BUFFETT: Yeah, I think they have quite an outpouring of orders, so I think -- They'll be allocating it down, but I think from all over the world. So I think there will be five billion of additional common stock sold. That will be determined and announced, I believe, before the opening.
JOE: How much do you know about AIG and their books right now, Warren?
BUFFETT: Well, I think I know a fair amount, but I don't think anybody knew what they needed to know, including the management. The troubles there were in the subsidiary, AIG Financial Products, and they had hundreds of thousands, I'm sure, hundreds and thousands of derivative contracts. And I think that top management did not have their mind around what was involved with those contracts. And you can do a lot of damage on Wall Street with a pen and a piece of paper.
JOE: How many of those units are going to end up under the Berkshire umbrella?

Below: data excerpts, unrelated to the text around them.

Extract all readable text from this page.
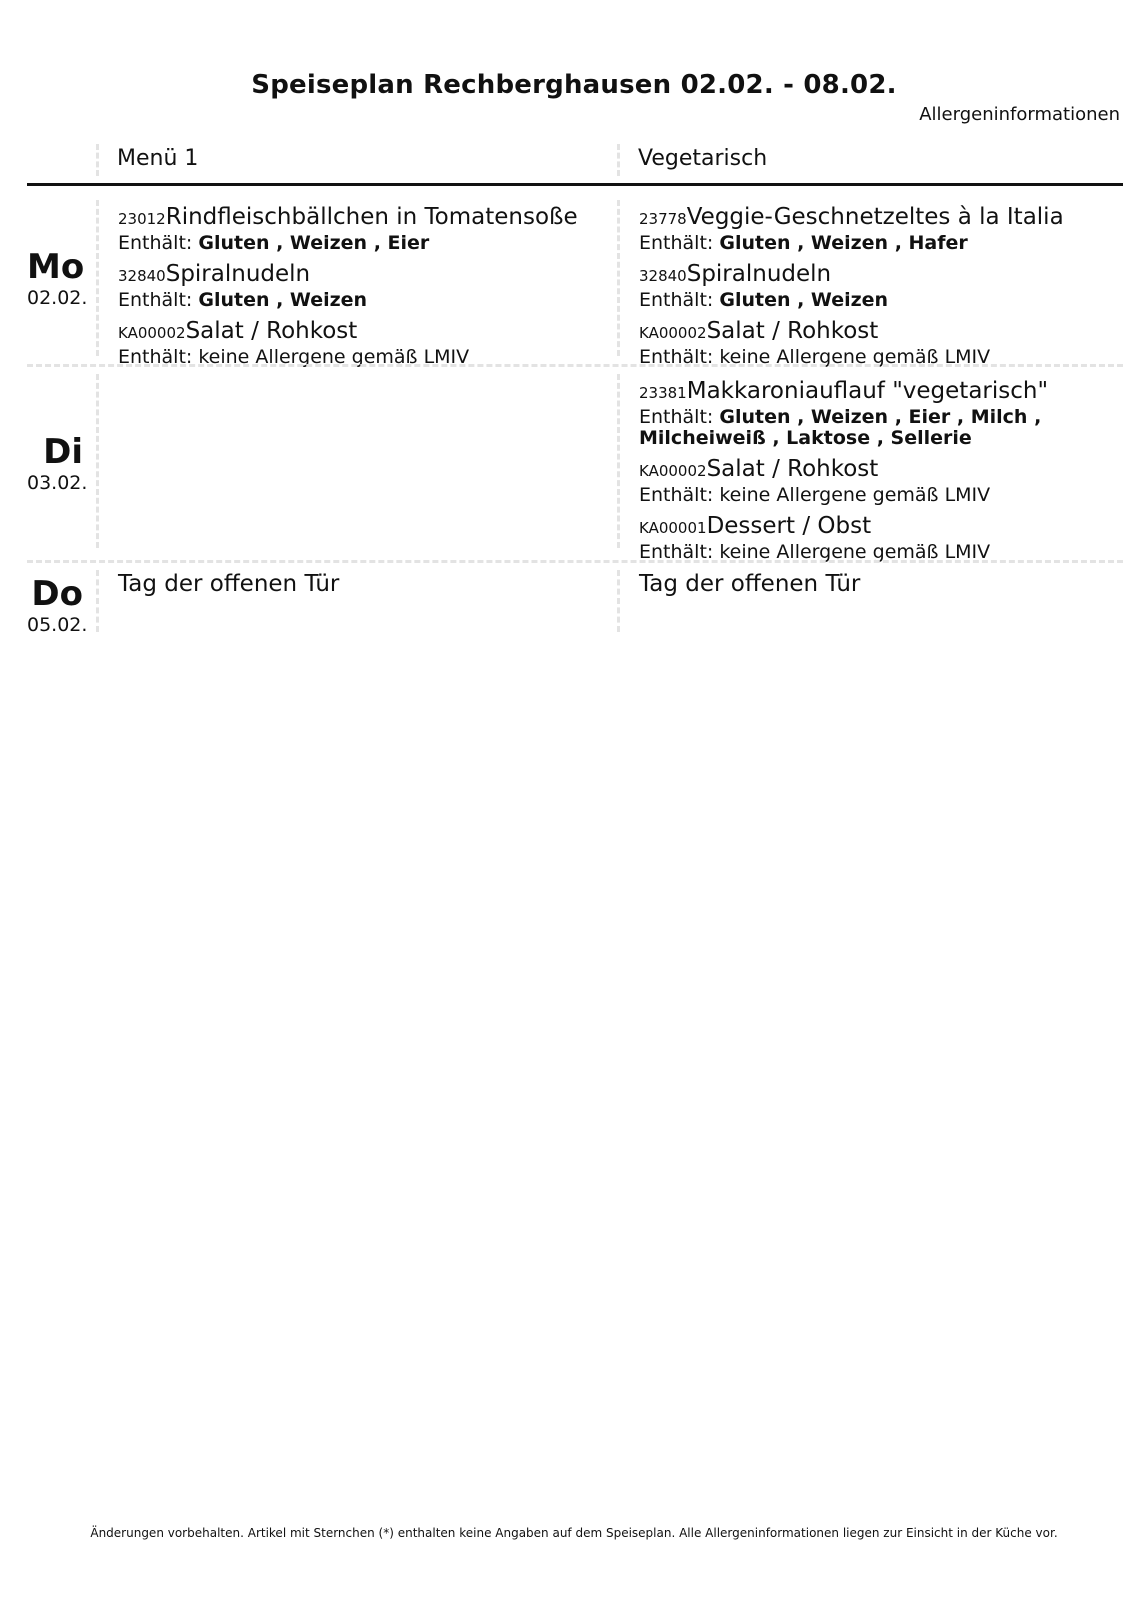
Speiseplan Rechberghausen 02.02. - 08.02.
Allergeninformationen
Menü 1	Vegetarisch
Mo
02.02.
23012Rindfleischbällchen in Tomatensoße
Enthält: Gluten , Weizen , Eier
32840Spiralnudeln
Enthält: Gluten , Weizen
KA00002Salat / Rohkost
Enthält: keine Allergene gemäß LMIV
23778Veggie-Geschnetzeltes à la Italia
Enthält: Gluten , Weizen , Hafer
32840Spiralnudeln
Enthält: Gluten , Weizen
KA00002Salat / Rohkost
Enthält: keine Allergene gemäß LMIV
Di
03.02.
23381Makkaroniauflauf "vegetarisch"
Enthält: Gluten , Weizen , Eier , Milch , Milcheiweiß , Laktose , Sellerie
KA00002Salat / Rohkost
Enthält: keine Allergene gemäß LMIV
KA00001Dessert / Obst
Enthält: keine Allergene gemäß LMIV
Do
05.02.
Tag der offenen Tür	Tag der offenen Tür
Änderungen vorbehalten. Artikel mit Sternchen (*) enthalten keine Angaben auf dem Speiseplan. Alle Allergeninformationen liegen zur Einsicht in der Küche vor.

BUFFETT: Well, we would have an interest in a couple of 'em. And actually over that weekend I expressed an interest in one or two, but the pressures were such, and the hole was deep enough, that they simply couldn't get it worked out. And some of those units, most of those units, I believe, will be for sale over the next year or two. And we would be interested in a couple of them. I think they'll probably do a pretty intelligent job of selling them, which means we won't be as good a buyer.
CNBC.COM POLL: BUFFETT'S BET, A BOOST OF CONFIDENCE?

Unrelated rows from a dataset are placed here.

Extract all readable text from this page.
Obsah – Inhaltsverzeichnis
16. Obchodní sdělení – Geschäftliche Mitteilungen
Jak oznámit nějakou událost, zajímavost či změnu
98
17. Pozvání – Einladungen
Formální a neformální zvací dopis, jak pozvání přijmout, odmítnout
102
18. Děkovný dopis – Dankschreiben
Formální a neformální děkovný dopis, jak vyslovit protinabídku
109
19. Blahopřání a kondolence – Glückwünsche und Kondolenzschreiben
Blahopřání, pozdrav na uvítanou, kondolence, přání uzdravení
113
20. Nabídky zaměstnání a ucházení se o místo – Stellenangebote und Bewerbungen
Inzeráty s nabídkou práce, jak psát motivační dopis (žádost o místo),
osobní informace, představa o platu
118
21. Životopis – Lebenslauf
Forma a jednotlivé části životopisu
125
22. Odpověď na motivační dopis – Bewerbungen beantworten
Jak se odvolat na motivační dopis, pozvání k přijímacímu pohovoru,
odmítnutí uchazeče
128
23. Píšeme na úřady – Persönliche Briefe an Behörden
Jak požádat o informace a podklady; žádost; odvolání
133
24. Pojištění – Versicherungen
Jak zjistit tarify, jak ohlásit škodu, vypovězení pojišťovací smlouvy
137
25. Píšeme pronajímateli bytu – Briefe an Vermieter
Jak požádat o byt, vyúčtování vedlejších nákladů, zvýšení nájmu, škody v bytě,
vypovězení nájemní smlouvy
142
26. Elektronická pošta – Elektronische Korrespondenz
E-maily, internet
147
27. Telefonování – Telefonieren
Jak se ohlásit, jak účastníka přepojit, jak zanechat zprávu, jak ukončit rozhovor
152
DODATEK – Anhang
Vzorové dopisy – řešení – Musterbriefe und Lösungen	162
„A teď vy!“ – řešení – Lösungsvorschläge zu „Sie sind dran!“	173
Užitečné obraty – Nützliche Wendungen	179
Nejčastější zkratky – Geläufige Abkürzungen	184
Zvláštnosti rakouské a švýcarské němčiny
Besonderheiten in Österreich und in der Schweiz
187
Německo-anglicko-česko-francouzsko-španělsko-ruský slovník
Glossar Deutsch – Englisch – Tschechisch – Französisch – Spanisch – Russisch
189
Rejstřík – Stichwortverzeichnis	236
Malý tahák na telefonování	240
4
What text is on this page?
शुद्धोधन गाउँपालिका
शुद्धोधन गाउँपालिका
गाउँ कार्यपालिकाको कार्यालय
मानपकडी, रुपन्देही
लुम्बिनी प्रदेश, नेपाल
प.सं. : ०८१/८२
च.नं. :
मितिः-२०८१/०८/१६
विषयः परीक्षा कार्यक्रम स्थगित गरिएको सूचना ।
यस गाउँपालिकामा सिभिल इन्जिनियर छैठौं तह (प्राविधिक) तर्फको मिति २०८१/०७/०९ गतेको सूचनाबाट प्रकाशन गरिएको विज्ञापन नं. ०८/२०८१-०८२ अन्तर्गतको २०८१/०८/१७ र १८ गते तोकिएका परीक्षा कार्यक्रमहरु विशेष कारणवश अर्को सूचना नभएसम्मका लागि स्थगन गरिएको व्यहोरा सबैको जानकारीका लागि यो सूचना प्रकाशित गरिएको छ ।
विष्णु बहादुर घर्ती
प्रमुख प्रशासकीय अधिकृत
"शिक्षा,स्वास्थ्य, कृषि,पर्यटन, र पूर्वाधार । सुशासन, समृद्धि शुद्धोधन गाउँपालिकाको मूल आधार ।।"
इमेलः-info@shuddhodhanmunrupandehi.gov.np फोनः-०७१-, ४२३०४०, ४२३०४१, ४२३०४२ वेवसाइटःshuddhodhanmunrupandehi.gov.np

BECKY: You know, Warren, we've been trying to figure out -- I have to admit that I was shocked when I heard the news yesterday about this deal with Goldman, because you haven't put any money into an investment bank since 1987, Salomon. And that was a deal you had to get personally involved with later in 1991 when you went to run the company for almost a year. It was a very difficult experience. I'm shocked that you would get back in with another investment bank. Why do it?
BUFFETT: (Laughs.) Well, the pain has worn off. That won't be happening with Goldman, but I -- That was a very unfortunate experience, and it was actually caused by just a couple of people out of a workforce of 8000 that got the company into big trouble. And I had the help of a lot of people at Salomon in getting out of it. But I don't think this experience will be similar. Goldman has been extremely well run. My experience with Goldman goes back, when I was nine or ten years old my parents took me back to the New York World's Fair, and by an odd chance I got to sit down with Sidney Weinberg, who was the dean of Wall Street then, and he talked to me as if I was a grown-up for 45 minutes. I've never forgotten the experience. Gus Levy (who later ran Goldman in the 1970s) was a good friend of mine when I worked in Wall Street. In 1955, we only had four wires to Wall Street firms and one of them was to Goldman Sachs and Gus was on the other end of the phone. So I've had a long experience with Goldman and they've done a lot of things for me recently.
JOE: I just assume you know what was going on at all of these firms because I know everybody probably came to you and you made your decisions one-by-one on what to do. When you look at the way some of these assets were marked, could you tell that, for example, Lehman still wasn't facing reality and perhaps Merrill Lynch was more in the real world?
BUFFETT: Well, I think that turned out to be the case. I was approached on Lehman back in, I think, maybe it was April or March. But the first round of financing when they raised the four billion, and, yeah, it looked to me like it was pretty unrealistic where they were marking things. I feel good about the Goldman marks, incidentally, that's one of the discussions I've had. And -- You can be pretty fanciful in marking positions in Wall Street, particularly when things aren't trading. The one thing you want to make sure, when the Treasury is buying things, is the marks they have don't make any difference. Like I said, it wouldn't be a bad idea, if you're buying ten billion of a security and you're the Treasury, to have them sell five-hundred million, or something like that into the market, so you find out what the real market price is and then buy the other 9-1/2 billion at that price. I really think, I really think the Treasury will make -- I think they'll pay back the 700 billion and make a considerable amount of money, if they approach it in that manner. But I don't believe in trying to write that into some legislation. I think it gets so unworkable. I think you have a smart person in charge, and have them treat it like it's their own money, and the taxpayers' money, in terms of behavior, and I think it will work out very well. I think it's not comparable to the RTC.